After flipping, bake for another 20-25 minutes or until the outside of the wings is crispy.
3 – Make the sticky wing sauce
When you have about 5-10 minutes left in the cooking time for the wings, make your sauce. Don’t make it before that because if it sits too long, it’ll get a bit congealed and not coat the wings like you want it to.
Combine soy sauce, sesame oil, lime juice, grated garlic, grated ginger, and cornstarch in a small saucepan over medium-high heat. If you’re using siracha, add it to the other ingredients in the saucepan.
Heat, whisking occasionally, until the mixture has thickened and has the consistency of warm caramel sauce— about 5 minutes.
Transfer the sauce to a large bowl right before the wings are done. If they still have a few minutes, just keep the sauce in the hot pan so it can stay warm and fluid.
4 – Finish the Wings
Once the wings are done, add the hot wings to the bowl with sauce and toss to combine.
Garnish with sesame seeds and parsley if desired. Serve warm – the sticky exterior definitely tastes best warm!
Make it sweet. Add two teaspoons of honey or brown sugar to the sauce in the saucepan before cooking for a sweeter wing.
Make it spicy. Add 1/2 to 1 tsp of siracha to the sauce before cooking depending on how spicy you like your wings.
Keep the sauce on the stove over low heat to keep warm until the wings are done. Don’t cook it too early or you’ll end up with a congealed mess.
Refrigerate wings in an airtight container for up to five days. Place in a cold oven on a parchment lined baking sheet, set to 425 degrees, and let them to come to temperature with the oven for reheating.
The sauce is naturally sticky. Adding the chicken wings when they’re hot to a warm sauce will coat them without any problems. If the sauce won’t stick, try warming your sauce back up for a few minutes.
Make sure your chicken wings are spread apart so they don’t stick to each other. Flip the wings halfway through cooking to keep them from sticking to the baking rack, it helps loosen them up midway through the cooking.
More Easy Chicken Recipes
If you like chicken, you’ll love these delicious chicken recipes!
- Almond chicken – chicken with an almond crust that’s crispy, flavorful, and absolutely delicious. A favorite with both kids and adults!
- Teriyaki chicken stir fry – chicken marinated in a teriyaki marinade then stir fried with veggies, noodles, and a homemade teriyaki sauce!
- Coconut chicken tenders – a family favorite!

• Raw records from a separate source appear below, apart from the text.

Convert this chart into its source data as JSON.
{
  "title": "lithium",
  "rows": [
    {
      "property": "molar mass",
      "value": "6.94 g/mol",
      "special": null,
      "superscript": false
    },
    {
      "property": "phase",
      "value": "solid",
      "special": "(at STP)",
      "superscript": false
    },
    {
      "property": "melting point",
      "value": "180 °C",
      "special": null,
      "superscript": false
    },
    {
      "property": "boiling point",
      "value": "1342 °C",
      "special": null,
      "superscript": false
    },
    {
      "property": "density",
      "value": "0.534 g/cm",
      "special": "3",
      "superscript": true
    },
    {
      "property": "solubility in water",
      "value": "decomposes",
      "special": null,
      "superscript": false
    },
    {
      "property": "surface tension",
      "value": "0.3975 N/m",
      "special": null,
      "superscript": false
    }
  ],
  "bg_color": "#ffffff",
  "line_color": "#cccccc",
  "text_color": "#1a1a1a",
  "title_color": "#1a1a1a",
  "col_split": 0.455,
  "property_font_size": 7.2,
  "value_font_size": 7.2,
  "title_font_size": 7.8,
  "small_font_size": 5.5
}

Coconut crusted chicken paired with a homemade pina colada dipping sauce!
- Balsamic grilled chicken – chicken marinated with balsamic vinegar then baked to absolute perfection!

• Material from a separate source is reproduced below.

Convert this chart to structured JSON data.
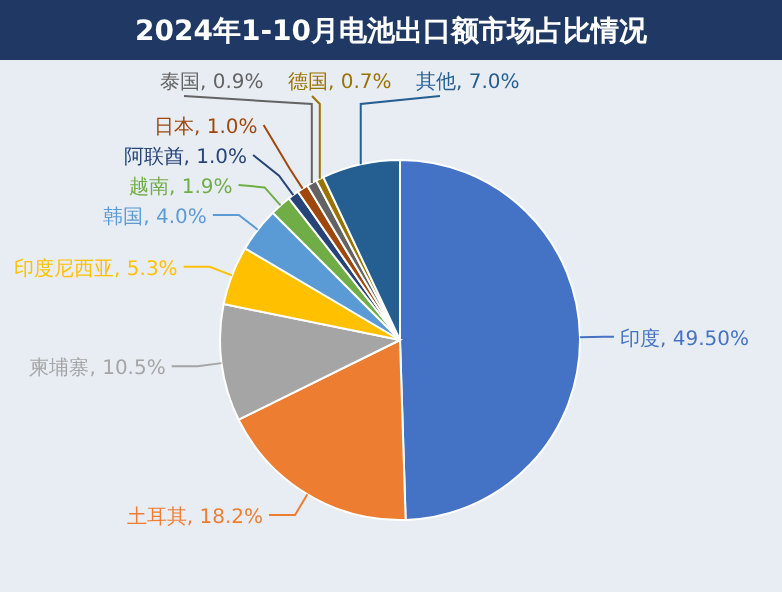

- Chicken noodle soup with egg noodles – this is not your typical chicken noodle soup, it’s so much better!
Sticky Chicken Wings
For the chicken wings
- 1 1/2 lbs chicken wings (about 12 pieces)

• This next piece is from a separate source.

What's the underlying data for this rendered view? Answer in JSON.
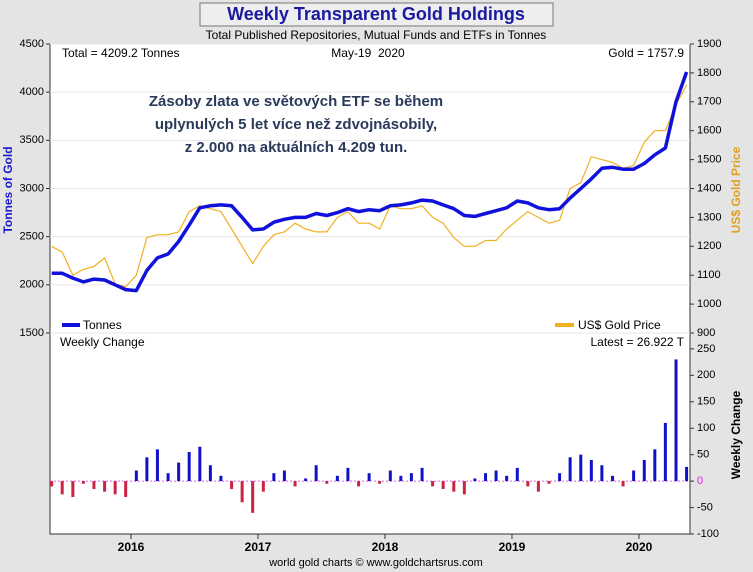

- 1/4 cup all purpose flour
- 1 TBS baking powder
- 1/2 tsp garlic powder
- 1/2 tsp salt
For the sauce
- 1/4 cup soy sauce
- 2 tsp sesame oil
- 1 tsp lime juice
- 1 tsp grated garlic
- 1 tsp grated ginger
- 1 tsp cornstarch
To make wings
- Start by preheating your oven to 425°F and line a baking rack with parchment paper. Then place an oven safe wire rack on top of the parchment paper.
- Pat the chicken wings dry with a paper towel.
- In a large bowl, combine chicken wings, flour, baking powder, garlic, and salt. Toss wings in and combine.
- Spread the chicken wings out on the prepared baking rack. Bake them in the preheated oven for 25 minutes then flip the wings, ideally while still in the oven so you don’t lose the heat. After flipping, bake for another 20-25 minutes or until the outside of the wings is crispy.
To make the sauce
- When you have about 5-10 minutes before the wings are done, make your sauce. Combine the soy sauce, sesame oil, lime juice, grated garlic, grated ginger, and cornstarch in a small saucepan over medium-high heat. If using siracha, honey, or brown sugar (see notes), add it here as well.
- Heat, whisking occasionally, until the mixture has thickened and has the consistency of warm caramel sauce— about 5 minutes.
- Transfer the sauce to a large bowl. Add the hot wings and toss to combine.
- Garnish with sesame seeds and parsley, if desired.